Nutrition for the active diabetic

diabetes athlete 

This post was written by Sami Kauffman, MA, RD, CD, dietitian, Parkview Sports Medicine. 

Physically active individuals with Type 1 diabetes face many challenges that other athletes might not encounter. While regular exercise has been shown to benefit those with diabetes, it can make controlling blood sugar difficult, especially in adolescents, as insulin needs are affected by inconsistent nutritional intake, physical activity levels and other anti-insulin hormones.

Signs and symptoms

Active diabetics need to be aware of the signs and symptoms of hypoglycemia and make sure that workout partners or teammates are aware as well. Exercise can mask the symptoms of high and low blood glucose, making it difficult to tell if diabetics are experiencing symptoms that need addressing. Typical signs and symptoms include:

  • Weakness and fatigue
  • Shakiness
  • Headache
  • Confusion
  • Dizziness
  • Irritability
  • Hunger
  • Impaired vision
Nutrition

Maintaining a proper diet can help athletes better control blood sugar and achieve their desired performance. Consuming the right types of food before, during and after exercise helps maintain control of blood glucose levels and also aids in recovery and achieving maximum performance.

Meals and snacks should include a source of protein, such as eggs, nuts, cheese and meat, and a source of carbohydrates like fruit or whole grains to balance blood glucose and prevent rapid swings in levels. These meals and snacks should be relatively low-fat, so diabetic athletes should avoid foods like large amounts of nuts, nut butter, cheese, fried foods or butter and cream sauces. Flavored milk or beans can provide both protein and carbohydrates.

To help control your blood glucose levels while remaining active, follow these nutritional guidelines:

  • Before exercise

Monitor your blood glucose and if it falls below 70, have a snack. If your glucose is above 240, check for ketones in your urine and avoid activity if they are present. Consume a carbohydrate-based meal or snack within 1-3 hours of exercise. I recommend a peanut butter and jelly or lunchmeat sandwich, Greek yogurt and granola, peanut butter crackers, an apple and nut butter, or cottage cheese and fruit.

  • During exercise

Keep a form of carbohydrates with you, such as fruit (dried or fresh), crackers, granola bars, hard candies or dextrose tablets. Check your blood glucose and consume 15-30g of carbohydrates if obvious changes in glucose or performance occur.

If the activity lasts longer than one hour, plan to have a snack during the activity. If your event lasts all day, aim for six small meals with protein and carbohydrates (avoid high sugar and fat foods). I suggest dried fruit, banana, small amounts of juice or a sports drink, hard candies, a fruit cup or applesauce

  • After exercise

Be sure to eat something to replenish your glycogen stores and prevent hypoglycemia. Monitor blood glucose levels frequently, as exercise-induced hypoglycemia can occur up to 48 hours after exercise. Some diabetics may also experience hyperglycemia after the stress of competition or exercise.

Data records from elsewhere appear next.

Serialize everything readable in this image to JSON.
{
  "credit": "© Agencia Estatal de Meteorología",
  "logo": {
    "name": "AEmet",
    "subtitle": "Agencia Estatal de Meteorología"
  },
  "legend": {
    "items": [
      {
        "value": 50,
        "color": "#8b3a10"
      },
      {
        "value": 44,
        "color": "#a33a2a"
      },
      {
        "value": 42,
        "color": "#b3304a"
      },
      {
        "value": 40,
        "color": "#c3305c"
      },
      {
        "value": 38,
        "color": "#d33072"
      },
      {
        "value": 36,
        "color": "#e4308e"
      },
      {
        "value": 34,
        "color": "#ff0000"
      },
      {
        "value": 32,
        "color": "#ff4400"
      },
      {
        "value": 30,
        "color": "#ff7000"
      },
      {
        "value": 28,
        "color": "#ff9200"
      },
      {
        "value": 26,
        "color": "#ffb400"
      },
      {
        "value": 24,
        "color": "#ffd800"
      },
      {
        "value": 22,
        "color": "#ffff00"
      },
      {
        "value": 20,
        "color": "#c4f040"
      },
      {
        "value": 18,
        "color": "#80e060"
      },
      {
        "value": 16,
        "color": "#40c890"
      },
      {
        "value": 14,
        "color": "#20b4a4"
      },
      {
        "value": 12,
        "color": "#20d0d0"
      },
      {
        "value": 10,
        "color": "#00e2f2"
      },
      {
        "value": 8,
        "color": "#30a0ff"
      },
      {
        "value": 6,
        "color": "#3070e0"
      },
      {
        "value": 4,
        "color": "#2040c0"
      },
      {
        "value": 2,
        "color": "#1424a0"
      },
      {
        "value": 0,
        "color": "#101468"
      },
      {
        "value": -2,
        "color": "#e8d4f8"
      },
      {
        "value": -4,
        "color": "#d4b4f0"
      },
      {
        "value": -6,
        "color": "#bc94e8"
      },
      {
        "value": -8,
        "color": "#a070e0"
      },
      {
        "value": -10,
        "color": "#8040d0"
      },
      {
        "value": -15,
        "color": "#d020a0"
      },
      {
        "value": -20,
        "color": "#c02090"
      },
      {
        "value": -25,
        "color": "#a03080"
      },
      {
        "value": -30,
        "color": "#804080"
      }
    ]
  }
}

I recommend chicken and rice, pasta and turkey, meatballs and marinara, chocolate milk, grilled potatoes with scrambled eggs and fruit.
 

  • Be sure to remain adequately hydrated throughout the day!

There are many variables in play when it comes to active adolescents with diabetes, and all diabetics react differently to activity. If you’re using insulin, your physician or endocrinologist should be aware of the activity levels and regimen of your activity so that insulin can be adjusted accordingly. Hydrating and eating properly can play a major role in controlling blood glucose so that athletes can safely perform at the highest level.